Guide
Getting data from Cloudflare-protected public sites (the compliant way)
You open a public catalog or listings page in your browser and the data is right there. Your script fetches the same URL and gets back an empty page. The usual conclusion — "it is blocked by a CAPTCHA" — is often wrong. More often it is a technical fingerprint check that happens before the page renders. Here is what is really going on, and how to read those public pages the compliant way.
"Empty page" is usually not a CAPTCHA
When a Cloudflare-protected site returns an empty or minimal page to a script but a full page to your browser, the most common reason is a TLS fingerprint check. Before any content is rendered, the server inspects the technical signature of the connecting client — the shape of the TLS handshake, the order of headers, the negotiated parameters. A real browser presents one signature; a default scripting library presents a noticeably different one. If the signature does not look like an ordinary browser, the server short-circuits and serves nothing meaningful.
The important part: this happens at the connection layer, before any human-facing challenge. There is no puzzle to solve and no "are you a robot" box. The page simply never rendered for that client. That is why people see "empty pages" and wrongly assume a CAPTCHA — the actual mechanism is the handshake not matching what a browser would send.
How a properly fingerprinted session reads the public page
The compliant approach is straightforward: connect with a real, correctly fingerprinted browser session so the public page loads the same way it does for any visitor — and do it at a respectful rate.
- A genuine browser session. Use a real browser engine whose TLS handshake and headers match what the site already expects from everyday visitors, so the public page renders as intended.
- One visitor's pace. Read pages at a human, unhurried rate — spacing requests, honoring crawl-delay — rather than flooding the source. A respectful footprint keeps access stable and is simply the right thing to do.
- Public pages only. Read what any visitor can see without logging in. Nothing gated, nothing personal — just the public, factual fields you came for.
- Hidden API where one exists. Once the session renders correctly, the page may expose the same internal JSON endpoint we describe in what is a hidden API — usually the cleanest, lightest way to read the data.
We keep a demonstration of the fingerprinting concept in the open: see the tls-fingerprint-scraper-demo repository, which shows why a default client returns an empty page where a correctly fingerprinted session reads the public content normally.
Staying on the right side of the line
Reading public data reliably and doing it responsibly are the same job. Our rules do not bend:
- Read and respect the site's Terms of Service. If the terms forbid automated access, we do not proceed.
- Honor
robots.txtand rate limits — always, by design. - Access only public, factual, non-PII data. No login-gated content, no personal information.
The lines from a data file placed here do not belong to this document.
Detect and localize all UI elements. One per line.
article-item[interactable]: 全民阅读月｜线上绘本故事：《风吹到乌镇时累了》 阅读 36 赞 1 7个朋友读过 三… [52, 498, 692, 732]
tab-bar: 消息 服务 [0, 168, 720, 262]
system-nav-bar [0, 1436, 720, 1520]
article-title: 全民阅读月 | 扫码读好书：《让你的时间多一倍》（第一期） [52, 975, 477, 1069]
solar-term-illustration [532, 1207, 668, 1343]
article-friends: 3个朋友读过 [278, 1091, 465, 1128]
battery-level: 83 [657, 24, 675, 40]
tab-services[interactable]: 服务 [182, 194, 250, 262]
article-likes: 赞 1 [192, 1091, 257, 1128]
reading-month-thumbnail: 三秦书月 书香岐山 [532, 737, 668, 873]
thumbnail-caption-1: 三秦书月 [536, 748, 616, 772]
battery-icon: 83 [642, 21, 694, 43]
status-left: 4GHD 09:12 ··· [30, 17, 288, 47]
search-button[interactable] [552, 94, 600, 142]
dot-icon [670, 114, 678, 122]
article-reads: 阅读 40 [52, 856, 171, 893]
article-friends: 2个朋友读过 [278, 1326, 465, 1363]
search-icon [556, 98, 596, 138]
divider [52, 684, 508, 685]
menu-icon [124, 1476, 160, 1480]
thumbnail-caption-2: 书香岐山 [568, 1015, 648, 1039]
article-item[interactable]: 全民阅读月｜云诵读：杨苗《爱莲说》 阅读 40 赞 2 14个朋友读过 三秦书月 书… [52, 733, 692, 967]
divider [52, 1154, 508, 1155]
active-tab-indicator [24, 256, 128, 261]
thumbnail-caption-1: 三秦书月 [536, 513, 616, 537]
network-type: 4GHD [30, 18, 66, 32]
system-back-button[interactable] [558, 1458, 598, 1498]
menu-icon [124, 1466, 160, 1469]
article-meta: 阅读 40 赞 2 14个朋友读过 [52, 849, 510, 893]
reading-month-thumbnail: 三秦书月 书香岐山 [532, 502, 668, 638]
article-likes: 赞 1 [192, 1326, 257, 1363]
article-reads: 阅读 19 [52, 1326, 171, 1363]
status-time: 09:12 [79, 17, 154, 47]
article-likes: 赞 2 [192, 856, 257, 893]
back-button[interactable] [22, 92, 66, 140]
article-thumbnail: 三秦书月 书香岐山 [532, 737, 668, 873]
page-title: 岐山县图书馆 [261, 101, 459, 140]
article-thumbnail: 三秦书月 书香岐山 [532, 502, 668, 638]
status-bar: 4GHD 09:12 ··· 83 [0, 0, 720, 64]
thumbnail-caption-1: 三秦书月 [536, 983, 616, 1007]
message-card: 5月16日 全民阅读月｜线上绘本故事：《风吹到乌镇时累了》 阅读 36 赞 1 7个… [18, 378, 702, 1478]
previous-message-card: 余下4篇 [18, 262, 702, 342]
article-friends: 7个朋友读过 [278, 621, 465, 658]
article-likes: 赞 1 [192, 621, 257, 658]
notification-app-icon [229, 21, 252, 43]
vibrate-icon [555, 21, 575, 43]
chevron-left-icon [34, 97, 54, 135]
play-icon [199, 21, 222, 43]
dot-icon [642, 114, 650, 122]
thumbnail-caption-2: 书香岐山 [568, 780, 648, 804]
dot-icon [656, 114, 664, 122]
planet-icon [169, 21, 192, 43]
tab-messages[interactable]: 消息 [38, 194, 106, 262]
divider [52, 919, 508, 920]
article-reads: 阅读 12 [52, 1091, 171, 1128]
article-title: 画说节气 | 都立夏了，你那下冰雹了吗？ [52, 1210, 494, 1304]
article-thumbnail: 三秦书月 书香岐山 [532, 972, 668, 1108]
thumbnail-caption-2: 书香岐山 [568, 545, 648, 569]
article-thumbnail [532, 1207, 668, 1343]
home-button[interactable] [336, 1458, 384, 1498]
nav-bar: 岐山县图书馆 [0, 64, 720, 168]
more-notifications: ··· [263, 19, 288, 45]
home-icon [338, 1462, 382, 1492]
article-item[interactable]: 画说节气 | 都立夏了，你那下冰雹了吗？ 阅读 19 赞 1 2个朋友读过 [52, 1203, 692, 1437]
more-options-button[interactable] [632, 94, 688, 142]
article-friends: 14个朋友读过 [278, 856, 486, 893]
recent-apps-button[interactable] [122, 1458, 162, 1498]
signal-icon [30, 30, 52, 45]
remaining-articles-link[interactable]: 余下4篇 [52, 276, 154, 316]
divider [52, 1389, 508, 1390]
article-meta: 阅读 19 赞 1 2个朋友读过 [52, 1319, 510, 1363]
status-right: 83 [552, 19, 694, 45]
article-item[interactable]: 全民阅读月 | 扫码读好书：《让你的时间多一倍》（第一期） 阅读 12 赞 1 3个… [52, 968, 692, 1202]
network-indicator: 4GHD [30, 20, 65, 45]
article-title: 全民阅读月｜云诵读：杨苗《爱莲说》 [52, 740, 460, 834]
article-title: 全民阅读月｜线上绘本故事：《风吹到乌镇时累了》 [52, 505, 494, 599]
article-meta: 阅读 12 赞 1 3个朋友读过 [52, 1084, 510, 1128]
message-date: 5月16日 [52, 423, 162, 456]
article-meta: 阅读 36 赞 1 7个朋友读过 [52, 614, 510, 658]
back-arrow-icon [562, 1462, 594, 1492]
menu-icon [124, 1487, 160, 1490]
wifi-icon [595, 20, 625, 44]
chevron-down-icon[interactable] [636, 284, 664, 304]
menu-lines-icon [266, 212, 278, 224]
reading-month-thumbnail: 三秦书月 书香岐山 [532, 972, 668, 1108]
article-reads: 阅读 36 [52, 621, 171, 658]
- You operate and own the resulting feed; we build it to behave like a courteous visitor of the source.
The short version
Empty pages from a Cloudflare-protected public site are usually a TLS fingerprint check, not a CAPTCHA. A correctly fingerprinted browser session reads the public page like any normal visitor, at a respectful rate, within the site's terms. That is how you turn "it works in my browser but not in my script" into a feed you can rely on.